Similarly, which compressor you use matters. Kolmogorov Complexity relies crucially on Turing-completeness to obtain a 'stable' measure of length. Normal compressors can be used to approximate it, and give surprising good results in practice. Paul Vitanyi has written a variety of papers on that topic.

Regarding a specific example, like the prime number theorem, an obvious question becomes: what results do you consider to be 'background' and which are part of the proof? The stable answer, again relying on Kolmogorov Complexity, which I explain in Understanding expression simplification [ISSAC 2004], is to in fact consider the proof length to contain **all** the previous results needed to express the proof as part of its length. Then, to compare two proofs, you subtract their lengths, which takes care of 'quotienting out' all of the material that is common. However, if the two proofs take wildly different routes through mathematics, you might need to use finer concepts such as relative complexity, i.e. you compress the proofs on their own (but with the full library), and concatenated. See the works of Vitanyi for details and variants.

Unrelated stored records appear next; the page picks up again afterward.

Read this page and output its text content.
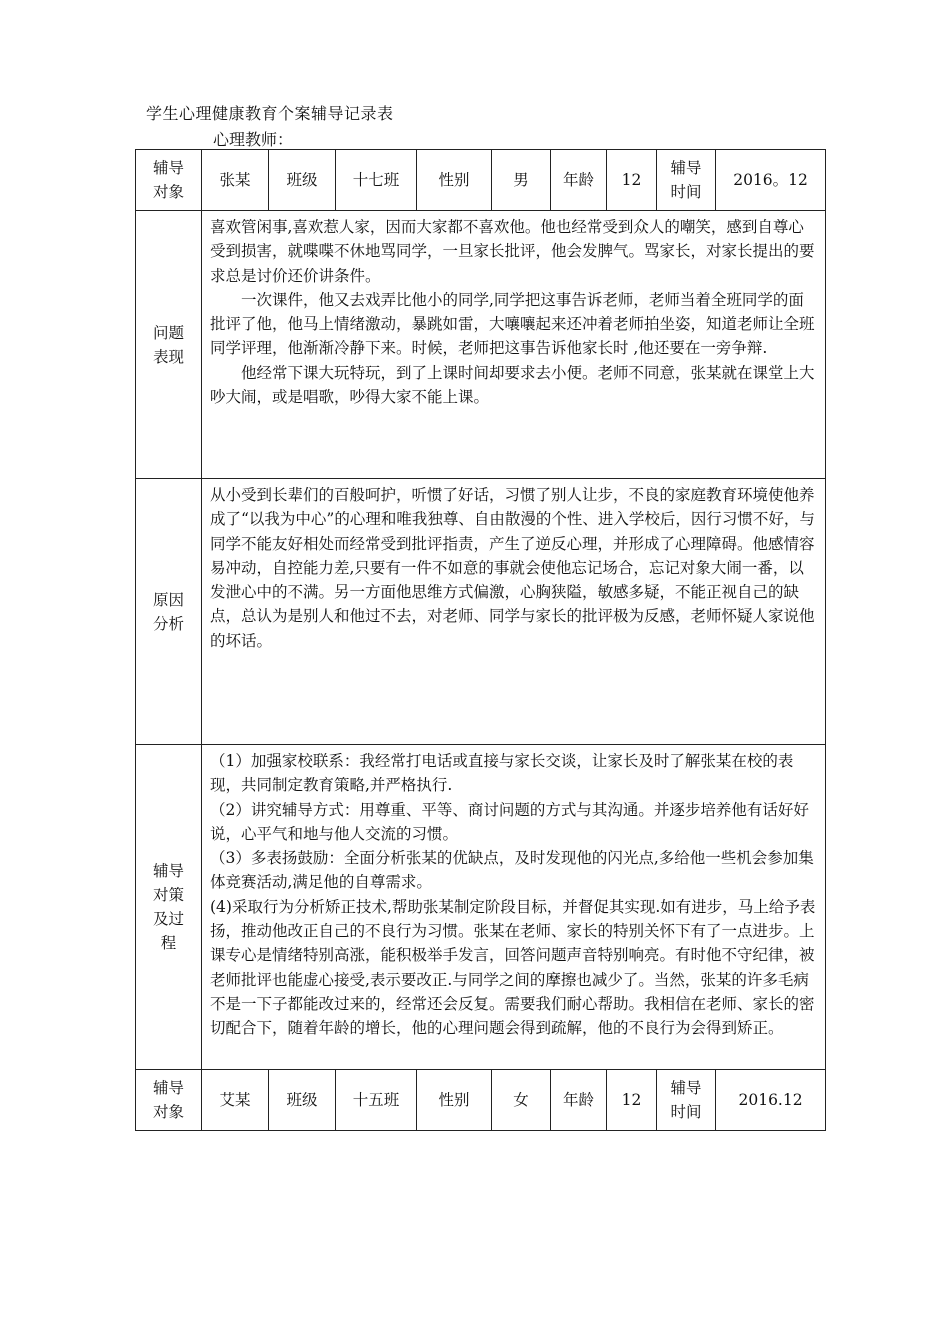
学生心理健康教育个案辅导记录表
心理教师：
辅导对象	张某	班级	十七班	性别	男	年龄	12	辅导时间	2016。12

问题表现	喜欢管闲事,喜欢惹人家，因而大家都不喜欢他。他也经常受到众人的嘲笑，感到自尊心受到损害，就喋喋不休地骂同学，一旦家长批评，他会发脾气。骂家长，对家长提出的要求总是讨价还价讲条件。

一次课件，他又去戏弄比他小的同学,同学把这事告诉老师，老师当着全班同学的面批评了他，他马上情绪激动，暴跳如雷，大嚷嚷起来还冲着老师拍坐姿，知道老师让全班同学评理，他渐渐冷静下来。时候，老师把这事告诉他家长时 ,他还要在一旁争辩.

他经常下课大玩特玩，到了上课时间却要求去小便。老师不同意，张某就在课堂上大吵大闹，或是唱歌，吵得大家不能上课。								

原因分析	从小受到长辈们的百般呵护，听惯了好话，习惯了别人让步，不良的家庭教育环境使他养成了“以我为中心”的心理和唯我独尊、自由散漫的个性、进入学校后，因行习惯不好，与同学不能友好相处而经常受到批评指责，产生了逆反心理，并形成了心理障碍。他感情容易冲动，自控能力差,只要有一件不如意的事就会使他忘记场合，忘记对象大闹一番，以发泄心中的不满。另一方面他思维方式偏激，心胸狭隘，敏感多疑，不能正视自己的缺点，总认为是别人和他过不去，对老师、同学与家长的批评极为反感，老师怀疑人家说他的坏话。								

辅导对策及过程	（1）加强家校联系：我经常打电话或直接与家长交谈，让家长及时了解张某在校的表现，共同制定教育策略,并严格执行.

（2）讲究辅导方式：用尊重、平等、商讨问题的方式与其沟通。并逐步培养他有话好好说，心平气和地与他人交流的习惯。

（3）多表扬鼓励：全面分析张某的优缺点，及时发现他的闪光点,多给他一些机会参加集体竞赛活动,满足他的自尊需求。

(4)采取行为分析矫正技术,帮助张某制定阶段目标，并督促其实现.如有进步，马上给予表扬，推动他改正自己的不良行为习惯。张某在老师、家长的特别关怀下有了一点进步。上课专心是情绪特别高涨，能积极举手发言，回答问题声音特别响亮。有时他不守纪律，被老师批评也能虚心接受,表示要改正.与同学之间的摩擦也减少了。当然，张某的许多毛病不是一下子都能改过来的，经常还会反复。需要我们耐心帮助。我相信在老师、家长的密切配合下，随着年龄的增长，他的心理问题会得到疏解，他的不良行为会得到矫正。								

辅导对象	艾某	班级	十五班	性别	女	年龄	12	辅导时间	2016.12
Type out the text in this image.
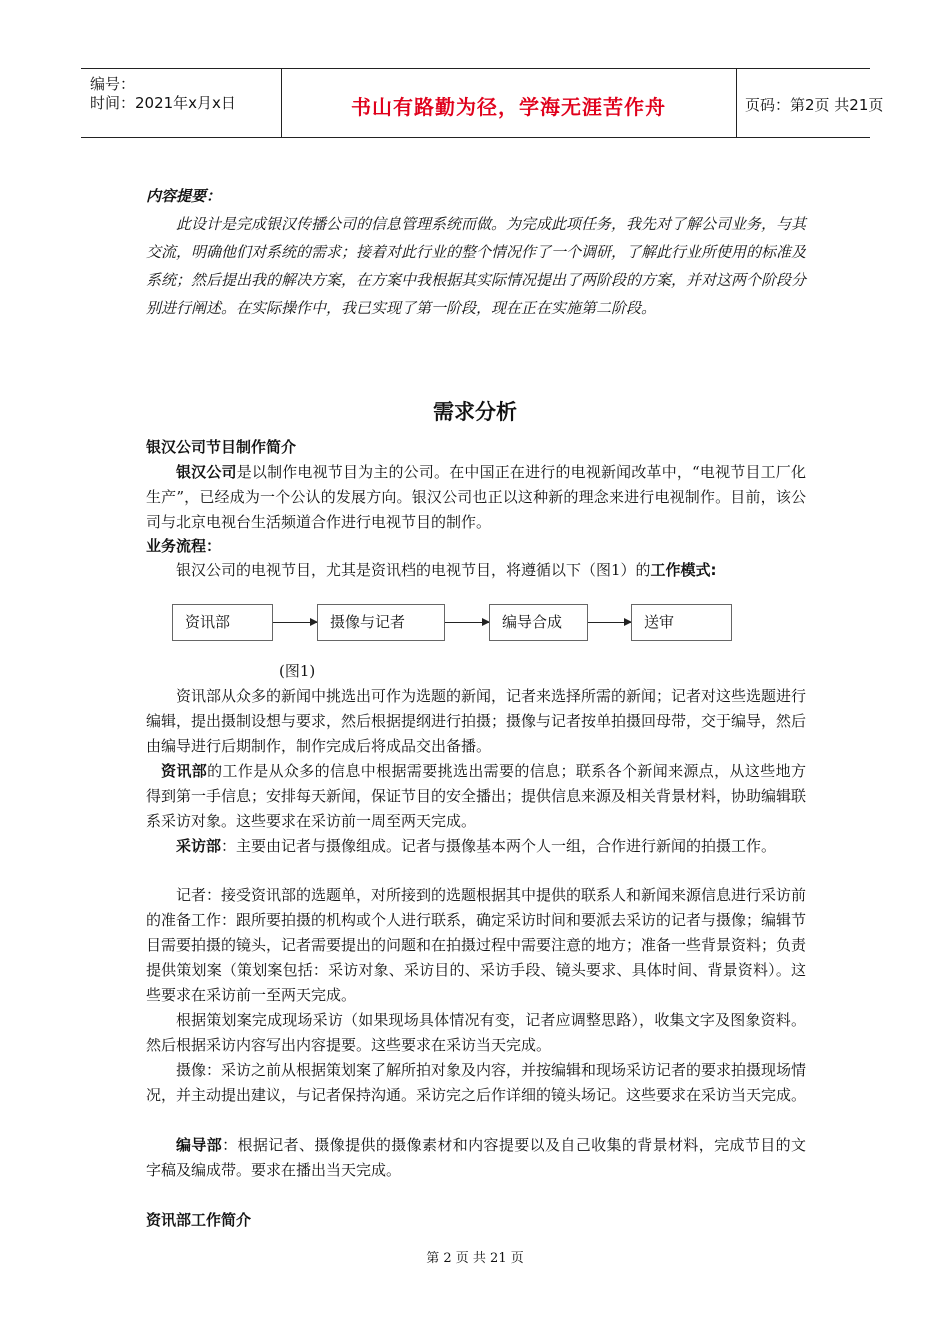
编号：
时间：2021年x月x日	书山有路勤为径，学海无涯苦作舟	页码：第2页 共21页
内容提要：
此设计是完成银汉传播公司的信息管理系统而做。为完成此项任务，我先对了解公司业务，与其交流，明确他们对系统的需求；接着对此行业的整个情况作了一个调研，了解此行业所使用的标准及系统；然后提出我的解决方案，在方案中我根据其实际情况提出了两阶段的方案，并对这两个阶段分别进行阐述。在实际操作中，我已实现了第一阶段，现在正在实施第二阶段。
需求分析
银汉公司节目制作简介
银汉公司是以制作电视节目为主的公司。在中国正在进行的电视新闻改革中，“电视节目工厂化生产”，已经成为一个公认的发展方向。银汉公司也正以这种新的理念来进行电视制作。目前，该公司与北京电视台生活频道合作进行电视节目的制作。
业务流程：
银汉公司的电视节目，尤其是资讯档的电视节目，将遵循以下（图1）的工作模式:
资讯部	摄像与记者	编导合成	送审
(图1)
资讯部从众多的新闻中挑选出可作为选题的新闻，记者来选择所需的新闻；记者对这些选题进行编辑，提出摄制设想与要求，然后根据提纲进行拍摄；摄像与记者按单拍摄回母带，交于编导，然后由编导进行后期制作，制作完成后将成品交出备播。
资讯部的工作是从众多的信息中根据需要挑选出需要的信息；联系各个新闻来源点，从这些地方得到第一手信息；安排每天新闻，保证节目的安全播出；提供信息来源及相关背景材料，协助编辑联系采访对象。这些要求在采访前一周至两天完成。
采访部：主要由记者与摄像组成。记者与摄像基本两个人一组，合作进行新闻的拍摄工作。
记者：接受资讯部的选题单，对所接到的选题根据其中提供的联系人和新闻来源信息进行采访前的准备工作：跟所要拍摄的机构或个人进行联系，确定采访时间和要派去采访的记者与摄像；编辑节目需要拍摄的镜头，记者需要提出的问题和在拍摄过程中需要注意的地方；准备一些背景资料；负责提供策划案（策划案包括：采访对象、采访目的、采访手段、镜头要求、具体时间、背景资料）。这些要求在采访前一至两天完成。
根据策划案完成现场采访（如果现场具体情况有变，记者应调整思路），收集文字及图象资料。然后根据采访内容写出内容提要。这些要求在采访当天完成。
摄像：采访之前从根据策划案了解所拍对象及内容，并按编辑和现场采访记者的要求拍摄现场情况，并主动提出建议，与记者保持沟通。采访完之后作详细的镜头场记。这些要求在采访当天完成。
编导部：根据记者、摄像提供的摄像素材和内容提要以及自己收集的背景材料，完成节目的文字稿及编成带。要求在播出当天完成。
资讯部工作简介
第 2 页 共 21 页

I would say that we currently don't really too much about this topic. We're still in the stage where we're finding uniform ways of writing down mathematical proofs. While the existing libraries are getting large, they are still not quite large enough to do convincing data mining, although that hasn't stopped many from doing so already. But they are aware that their results are very system-relative.

Some interesting early results are available on decently large databases: some use the whole of the arxiv as their data source. I quite like Discovering Mathematical Objects of Interest—A Study of Mathematical Notations for example.